Сразу поставил+, потому как адрес указан правильно , Екатерининская 9 дом бр. Лантье. Однако что это? Неужели окно?
Скорее всего отдушина подвального помещения. Кто знает точно?

----------


## VikZu

Кстати, дом очень красив, посмотрите фото парадного подъезда -ныне глухо закрытого. Типичный модерн начала XX века.

----------


## Maksy

там дом вообще интересный, например парадная и чёрная лестницы идут в одной ластичной клетке, разделённые сетной, и обе выходят на фасад.  Такие окна-отдушины были и под другими лестницами, но начало XXI века пережила только одна...

----------


## Nomax

Да там лестницы 2-мя спиралями идут. А через окна можно с одной на другую перелезть.

----------


## Borisova

Хочу спросить, что кто знает почему это здание пустует? оно ведь не разваливается...и рядом находятся такие же дома, только заселенные.  Фото полгода назад сделано, щас окна на 1 этаже замуровали

----------


## Cielo

Это на Скоростной (официально называется ул. Краснова) не доезжая до тюрьмы, каждый день мимо него на работу езжу. Раньше было вроде общежитием, почему пустует - не знаю.

----------


## kravshik

Вроде как по слухам ,дом построен на месте старого тюремного кладбища,поэтому в доме вроде как нехорошая энергетика,по местным Одесским легендам,нехорошая молва про дом идет,селиться никто не хочет,не буду утверждать ,но реально люди слышали разные звуки..... и видения вроде как.
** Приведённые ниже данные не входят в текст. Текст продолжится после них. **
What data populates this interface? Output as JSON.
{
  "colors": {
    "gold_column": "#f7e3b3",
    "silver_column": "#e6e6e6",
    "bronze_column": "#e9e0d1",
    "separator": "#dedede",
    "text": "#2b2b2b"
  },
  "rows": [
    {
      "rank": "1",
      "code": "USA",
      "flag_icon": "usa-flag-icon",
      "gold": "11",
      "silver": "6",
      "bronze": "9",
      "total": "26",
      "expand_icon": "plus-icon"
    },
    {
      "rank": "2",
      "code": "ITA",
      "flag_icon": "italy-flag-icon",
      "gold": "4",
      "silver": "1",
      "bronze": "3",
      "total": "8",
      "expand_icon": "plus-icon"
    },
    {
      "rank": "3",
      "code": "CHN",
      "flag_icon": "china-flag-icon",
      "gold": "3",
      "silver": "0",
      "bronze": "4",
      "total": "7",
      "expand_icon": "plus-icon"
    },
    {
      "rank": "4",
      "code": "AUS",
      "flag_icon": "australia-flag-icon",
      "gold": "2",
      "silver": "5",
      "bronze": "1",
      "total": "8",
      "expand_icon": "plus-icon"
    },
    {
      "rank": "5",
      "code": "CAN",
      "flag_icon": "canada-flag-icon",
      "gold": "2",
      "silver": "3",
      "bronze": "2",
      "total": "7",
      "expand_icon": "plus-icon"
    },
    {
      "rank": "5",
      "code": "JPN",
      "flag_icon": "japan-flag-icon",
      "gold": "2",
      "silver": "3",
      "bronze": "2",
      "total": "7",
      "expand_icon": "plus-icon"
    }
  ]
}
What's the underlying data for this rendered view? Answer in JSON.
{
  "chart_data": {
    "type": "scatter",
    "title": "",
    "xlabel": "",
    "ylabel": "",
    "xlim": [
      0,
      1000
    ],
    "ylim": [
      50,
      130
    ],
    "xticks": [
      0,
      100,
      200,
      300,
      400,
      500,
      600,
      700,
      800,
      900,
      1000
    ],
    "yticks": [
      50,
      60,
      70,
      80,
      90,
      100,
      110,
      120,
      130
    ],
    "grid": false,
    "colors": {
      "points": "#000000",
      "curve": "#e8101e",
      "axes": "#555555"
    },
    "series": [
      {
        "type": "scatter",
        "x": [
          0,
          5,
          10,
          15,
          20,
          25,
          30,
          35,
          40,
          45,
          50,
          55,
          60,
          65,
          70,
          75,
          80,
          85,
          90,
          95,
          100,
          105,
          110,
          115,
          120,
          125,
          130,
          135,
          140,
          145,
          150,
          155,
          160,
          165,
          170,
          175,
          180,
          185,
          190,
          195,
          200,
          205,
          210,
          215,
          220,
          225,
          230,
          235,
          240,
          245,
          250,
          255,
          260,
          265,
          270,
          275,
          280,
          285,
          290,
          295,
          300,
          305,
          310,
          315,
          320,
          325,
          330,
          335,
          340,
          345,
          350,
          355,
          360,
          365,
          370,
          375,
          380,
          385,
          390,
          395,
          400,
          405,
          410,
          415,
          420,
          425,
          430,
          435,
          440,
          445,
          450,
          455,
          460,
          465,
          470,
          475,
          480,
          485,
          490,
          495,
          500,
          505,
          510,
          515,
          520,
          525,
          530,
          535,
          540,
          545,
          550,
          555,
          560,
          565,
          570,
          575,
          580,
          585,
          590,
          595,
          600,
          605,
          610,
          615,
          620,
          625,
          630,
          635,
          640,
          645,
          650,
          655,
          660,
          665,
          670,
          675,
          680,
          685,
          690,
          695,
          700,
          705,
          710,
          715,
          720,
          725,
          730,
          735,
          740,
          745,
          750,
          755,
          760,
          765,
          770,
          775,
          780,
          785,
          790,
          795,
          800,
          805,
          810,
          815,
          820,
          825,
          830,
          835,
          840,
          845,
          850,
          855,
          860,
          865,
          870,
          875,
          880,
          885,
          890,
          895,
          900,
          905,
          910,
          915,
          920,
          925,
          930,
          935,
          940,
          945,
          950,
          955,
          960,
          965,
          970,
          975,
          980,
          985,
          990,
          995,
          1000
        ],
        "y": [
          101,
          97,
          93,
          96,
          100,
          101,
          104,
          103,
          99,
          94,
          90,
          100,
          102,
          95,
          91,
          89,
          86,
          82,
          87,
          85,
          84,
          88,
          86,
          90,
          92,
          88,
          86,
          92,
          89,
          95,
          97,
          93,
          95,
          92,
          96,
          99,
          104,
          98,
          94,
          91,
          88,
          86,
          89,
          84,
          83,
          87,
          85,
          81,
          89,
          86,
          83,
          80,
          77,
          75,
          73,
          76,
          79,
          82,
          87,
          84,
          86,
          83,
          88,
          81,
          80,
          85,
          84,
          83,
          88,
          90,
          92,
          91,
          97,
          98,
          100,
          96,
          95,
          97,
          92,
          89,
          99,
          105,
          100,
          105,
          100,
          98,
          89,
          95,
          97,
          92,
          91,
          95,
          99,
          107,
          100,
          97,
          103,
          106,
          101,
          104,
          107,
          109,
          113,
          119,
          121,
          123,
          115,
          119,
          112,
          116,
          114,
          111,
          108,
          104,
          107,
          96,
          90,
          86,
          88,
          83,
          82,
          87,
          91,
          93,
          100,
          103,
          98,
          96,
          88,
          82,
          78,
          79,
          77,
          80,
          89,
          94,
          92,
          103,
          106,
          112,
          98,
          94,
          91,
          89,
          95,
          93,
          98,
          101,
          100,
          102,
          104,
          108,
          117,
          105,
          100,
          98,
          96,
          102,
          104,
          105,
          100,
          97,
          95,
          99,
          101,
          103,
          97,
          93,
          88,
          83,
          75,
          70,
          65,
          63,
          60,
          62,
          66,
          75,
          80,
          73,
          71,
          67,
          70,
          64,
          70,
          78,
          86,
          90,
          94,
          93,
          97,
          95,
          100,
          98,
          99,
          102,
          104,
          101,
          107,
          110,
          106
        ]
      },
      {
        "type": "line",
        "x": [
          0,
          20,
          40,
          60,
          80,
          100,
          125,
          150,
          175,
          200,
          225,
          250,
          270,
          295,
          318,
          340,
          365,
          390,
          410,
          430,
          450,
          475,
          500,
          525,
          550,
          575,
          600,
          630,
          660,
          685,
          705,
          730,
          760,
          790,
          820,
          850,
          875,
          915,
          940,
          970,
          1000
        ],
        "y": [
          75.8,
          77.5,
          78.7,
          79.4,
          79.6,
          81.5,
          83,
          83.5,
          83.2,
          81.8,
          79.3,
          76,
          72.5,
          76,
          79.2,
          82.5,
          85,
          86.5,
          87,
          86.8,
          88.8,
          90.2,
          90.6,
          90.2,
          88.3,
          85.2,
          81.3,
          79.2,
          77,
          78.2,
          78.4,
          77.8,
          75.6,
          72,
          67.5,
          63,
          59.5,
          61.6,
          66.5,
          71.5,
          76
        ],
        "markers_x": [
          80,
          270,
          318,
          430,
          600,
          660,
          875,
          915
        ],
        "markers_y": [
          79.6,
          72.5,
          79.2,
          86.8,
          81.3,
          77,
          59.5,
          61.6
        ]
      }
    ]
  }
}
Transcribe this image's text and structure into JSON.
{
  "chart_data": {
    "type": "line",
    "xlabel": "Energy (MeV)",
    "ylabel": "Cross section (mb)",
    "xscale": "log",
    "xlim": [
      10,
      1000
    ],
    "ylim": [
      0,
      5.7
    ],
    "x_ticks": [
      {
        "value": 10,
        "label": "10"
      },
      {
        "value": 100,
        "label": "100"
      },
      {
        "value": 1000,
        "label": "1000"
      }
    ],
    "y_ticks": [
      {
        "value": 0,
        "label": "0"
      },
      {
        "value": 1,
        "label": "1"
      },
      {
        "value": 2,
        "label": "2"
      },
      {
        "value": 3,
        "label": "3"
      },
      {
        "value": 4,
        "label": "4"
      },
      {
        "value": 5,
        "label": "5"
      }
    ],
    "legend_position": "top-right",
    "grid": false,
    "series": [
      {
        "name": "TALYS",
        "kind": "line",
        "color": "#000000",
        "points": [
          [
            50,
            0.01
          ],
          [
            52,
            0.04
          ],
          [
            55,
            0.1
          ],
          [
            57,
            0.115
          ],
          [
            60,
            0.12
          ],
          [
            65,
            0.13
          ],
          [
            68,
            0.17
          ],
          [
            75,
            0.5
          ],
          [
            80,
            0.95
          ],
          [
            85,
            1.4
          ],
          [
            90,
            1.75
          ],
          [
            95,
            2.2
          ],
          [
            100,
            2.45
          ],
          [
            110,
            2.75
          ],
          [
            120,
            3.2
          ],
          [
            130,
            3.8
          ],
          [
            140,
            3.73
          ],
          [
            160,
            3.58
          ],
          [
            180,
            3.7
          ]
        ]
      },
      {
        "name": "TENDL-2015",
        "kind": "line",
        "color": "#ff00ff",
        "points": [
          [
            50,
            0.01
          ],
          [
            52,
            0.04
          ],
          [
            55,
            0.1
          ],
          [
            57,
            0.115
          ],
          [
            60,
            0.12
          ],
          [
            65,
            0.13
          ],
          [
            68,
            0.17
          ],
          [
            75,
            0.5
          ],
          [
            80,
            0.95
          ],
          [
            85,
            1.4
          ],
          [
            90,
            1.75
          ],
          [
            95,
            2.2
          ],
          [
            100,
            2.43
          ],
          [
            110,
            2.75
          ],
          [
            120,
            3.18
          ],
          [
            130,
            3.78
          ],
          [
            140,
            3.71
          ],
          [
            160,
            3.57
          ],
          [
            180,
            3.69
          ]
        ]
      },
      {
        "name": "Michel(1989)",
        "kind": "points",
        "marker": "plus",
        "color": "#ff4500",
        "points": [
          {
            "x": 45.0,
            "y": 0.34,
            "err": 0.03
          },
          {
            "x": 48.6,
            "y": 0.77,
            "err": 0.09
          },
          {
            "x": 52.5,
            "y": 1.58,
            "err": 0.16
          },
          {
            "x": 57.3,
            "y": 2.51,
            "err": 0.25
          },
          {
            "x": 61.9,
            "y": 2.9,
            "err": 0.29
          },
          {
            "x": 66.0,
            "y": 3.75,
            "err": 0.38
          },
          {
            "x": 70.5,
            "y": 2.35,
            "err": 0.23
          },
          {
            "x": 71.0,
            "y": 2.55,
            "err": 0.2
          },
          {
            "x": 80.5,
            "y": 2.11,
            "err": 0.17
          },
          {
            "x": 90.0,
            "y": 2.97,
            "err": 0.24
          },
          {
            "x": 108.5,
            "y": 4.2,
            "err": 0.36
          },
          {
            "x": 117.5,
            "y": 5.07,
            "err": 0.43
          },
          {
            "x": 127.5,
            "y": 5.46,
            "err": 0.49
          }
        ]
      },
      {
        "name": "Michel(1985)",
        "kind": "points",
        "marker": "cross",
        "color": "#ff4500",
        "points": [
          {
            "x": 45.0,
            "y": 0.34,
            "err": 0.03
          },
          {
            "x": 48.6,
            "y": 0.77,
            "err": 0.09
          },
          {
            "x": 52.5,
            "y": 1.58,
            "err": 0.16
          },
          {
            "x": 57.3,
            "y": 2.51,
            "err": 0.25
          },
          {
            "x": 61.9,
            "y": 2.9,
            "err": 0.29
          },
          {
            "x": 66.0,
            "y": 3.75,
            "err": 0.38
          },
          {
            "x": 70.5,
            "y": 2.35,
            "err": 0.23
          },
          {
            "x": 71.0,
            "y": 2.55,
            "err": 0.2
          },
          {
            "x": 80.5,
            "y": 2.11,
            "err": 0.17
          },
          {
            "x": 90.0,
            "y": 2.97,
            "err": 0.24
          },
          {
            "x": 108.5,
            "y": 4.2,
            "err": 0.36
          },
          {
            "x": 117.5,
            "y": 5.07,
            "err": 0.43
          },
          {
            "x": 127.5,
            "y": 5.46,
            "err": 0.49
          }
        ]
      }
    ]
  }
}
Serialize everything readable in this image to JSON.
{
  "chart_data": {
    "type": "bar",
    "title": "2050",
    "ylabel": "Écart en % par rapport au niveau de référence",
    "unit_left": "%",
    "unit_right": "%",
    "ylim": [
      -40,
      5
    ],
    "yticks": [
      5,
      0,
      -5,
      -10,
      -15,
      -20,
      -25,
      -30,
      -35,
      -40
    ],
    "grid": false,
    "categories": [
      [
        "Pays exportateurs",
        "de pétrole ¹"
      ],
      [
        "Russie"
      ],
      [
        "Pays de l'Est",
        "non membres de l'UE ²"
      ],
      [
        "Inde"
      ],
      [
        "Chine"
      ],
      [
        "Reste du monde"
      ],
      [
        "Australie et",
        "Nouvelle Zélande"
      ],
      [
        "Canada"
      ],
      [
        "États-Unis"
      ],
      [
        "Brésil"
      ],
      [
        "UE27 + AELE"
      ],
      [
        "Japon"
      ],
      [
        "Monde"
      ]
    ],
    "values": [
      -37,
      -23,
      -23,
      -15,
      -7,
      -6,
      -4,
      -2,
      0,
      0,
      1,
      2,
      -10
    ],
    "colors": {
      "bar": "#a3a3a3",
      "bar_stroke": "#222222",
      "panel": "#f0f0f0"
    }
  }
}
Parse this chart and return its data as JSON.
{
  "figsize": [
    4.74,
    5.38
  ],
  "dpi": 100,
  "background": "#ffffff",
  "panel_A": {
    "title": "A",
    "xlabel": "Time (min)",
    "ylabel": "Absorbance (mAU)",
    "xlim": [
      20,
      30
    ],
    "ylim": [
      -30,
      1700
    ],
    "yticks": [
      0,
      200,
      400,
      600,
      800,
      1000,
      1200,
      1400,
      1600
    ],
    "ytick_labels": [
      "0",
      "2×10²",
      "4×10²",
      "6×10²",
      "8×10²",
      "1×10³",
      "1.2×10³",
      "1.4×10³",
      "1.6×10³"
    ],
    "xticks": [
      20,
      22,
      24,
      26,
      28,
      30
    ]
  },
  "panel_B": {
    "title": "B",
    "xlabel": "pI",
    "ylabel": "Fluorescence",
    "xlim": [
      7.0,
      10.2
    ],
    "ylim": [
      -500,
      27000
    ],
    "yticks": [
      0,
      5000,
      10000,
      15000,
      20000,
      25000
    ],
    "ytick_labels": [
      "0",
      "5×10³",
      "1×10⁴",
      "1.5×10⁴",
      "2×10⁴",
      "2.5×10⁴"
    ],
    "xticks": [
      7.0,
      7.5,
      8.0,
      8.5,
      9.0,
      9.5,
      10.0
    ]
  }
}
что вполне возможно ,учитывая его расположение,на сегодняшний день это вполне можно обосновать по научному,скорее всего поэтому и пустует.

----------


## Freez

> Вроде как по слухам ,дом построен на месте старого тюремного кладбища,поэтому в доме вроде как нехорошая энергетика,по местным Одесским легендам,нехорошая молва про дом идет,селиться никто не хочет,не буду утверждать ,но реально люди слышали разные звуки..... и видения вроде как.


 Барабашки с колотушками это 5

----------


## Inga_Zayonc

какое маленькое, однако, кладбище было. В соседних домах живут--и всё нормально, а тут--ну просто никак! видения замучивают

----------


## titanka

я в 1993 году рядом работать стала - оно уже тогда было пустым, окна пленкой затянуты были. До этого как-то меньше обращала внимания, дороги мои по-другому шли

----------


## titanka

> какое маленькое, однако, кладбище было. В соседних домах живут--и всё нормально, а тут--ну просто никак! видения замучивают


 так ведь никто не говорит - что раньше было по скоростной трассе, может - в этот бок и было что

----------


## Borisova

ну допустим кладбище, там в  том дворе дом жилой почти вплотную к тюрьме стоит и ничего,и вообще у нас в Одессе ооооочень много чего на кладбищах построено!

----------


## Richard

> Хочу спросить, что кто знает почему это здание пустует? оно ведь не разваливается...и рядом находятся такие же дома, только заселенные.  Фото полгода назад сделано, щас окна на 1 этаже замуровали


 Там уже 20 лет идут судебные тяжбы из-за собственника. Не могут определиться с владельцем. Один купил, другой подал на него в суд. Никакое кладбище конешно же непричем.

----------


## Borisova

> Там уже 20 лет идут судебные тяжбы из-за собственника. Не могут определиться с владельцем. Один купил, другой подал на него в суд. Никакое кладбище конешно же непричем.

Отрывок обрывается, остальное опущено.